Wenn ich so an das Dorf meiner Kindheit zurück denke, da gatten 9 oder 10 (von ca. 150) Familien einen Hund (wo wir Mädels Schlange standen, um mit denen Spazieren gehen zu dürfen) dann noch 3 oder 4 Hunde, die als Hof-oder Wachhunde gehalten wurden, das war´s. Den Trend zum hobbymäßigen Zweithund gab es noch nicht.
Heute ist in 2 von 3 Haushalten mindestens ein Hund vorhanden.
Das sehe ich in allen Gemeinden der Umgebung.
Vor 20 Jahren hatte ich viel Ecken, wo ich ganz ohne Hundebegegnungen spazieren gehen konnte. Solche Ecken gibt es selbst bei Sauwetter kaum noch.

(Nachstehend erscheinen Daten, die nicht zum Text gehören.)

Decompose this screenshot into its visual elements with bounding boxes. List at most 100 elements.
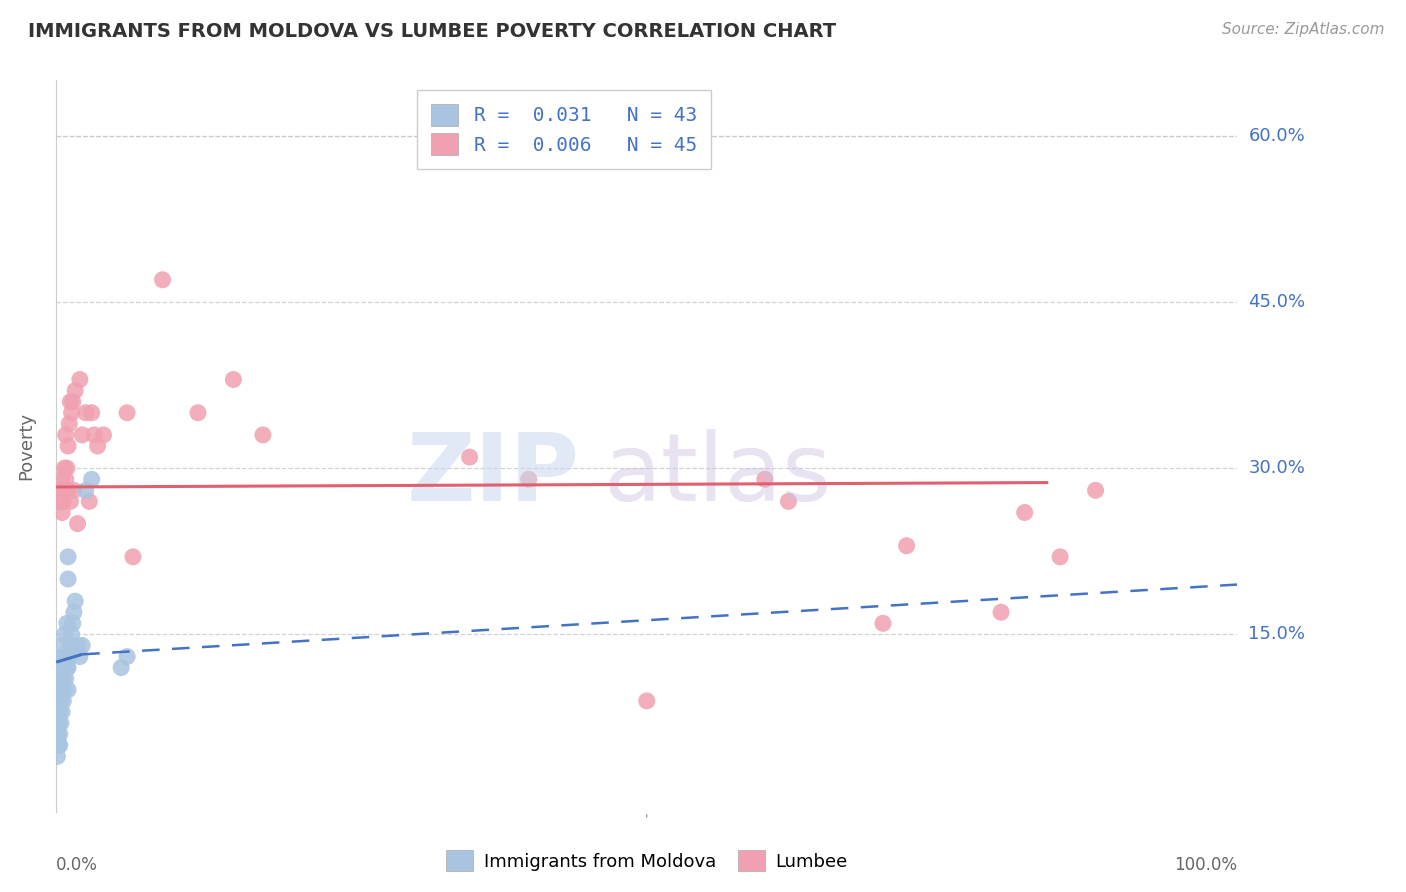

Die Tolleranz hündischem Verhalten gegenüber scheint mir gleichzeitig deutlich geschwunden zu sein. Begegnete man "früher" einem Leinenproll, ja mei, das war halt ein Rüde/ der mochte keine Hunde... Heute wird einem sofort die Adresse der Hundeschule, die das GANZ SICHER schafft, den Hund zu "sozialisieren" zugerufen, oder aber gleich der Hinweis, der arme Hund muß mal anständig positiv bestärkt werden, braucht mehr Auslastung ..... Hunde haben sich gefälligst menschlich zu verhalten, nicht hündisch!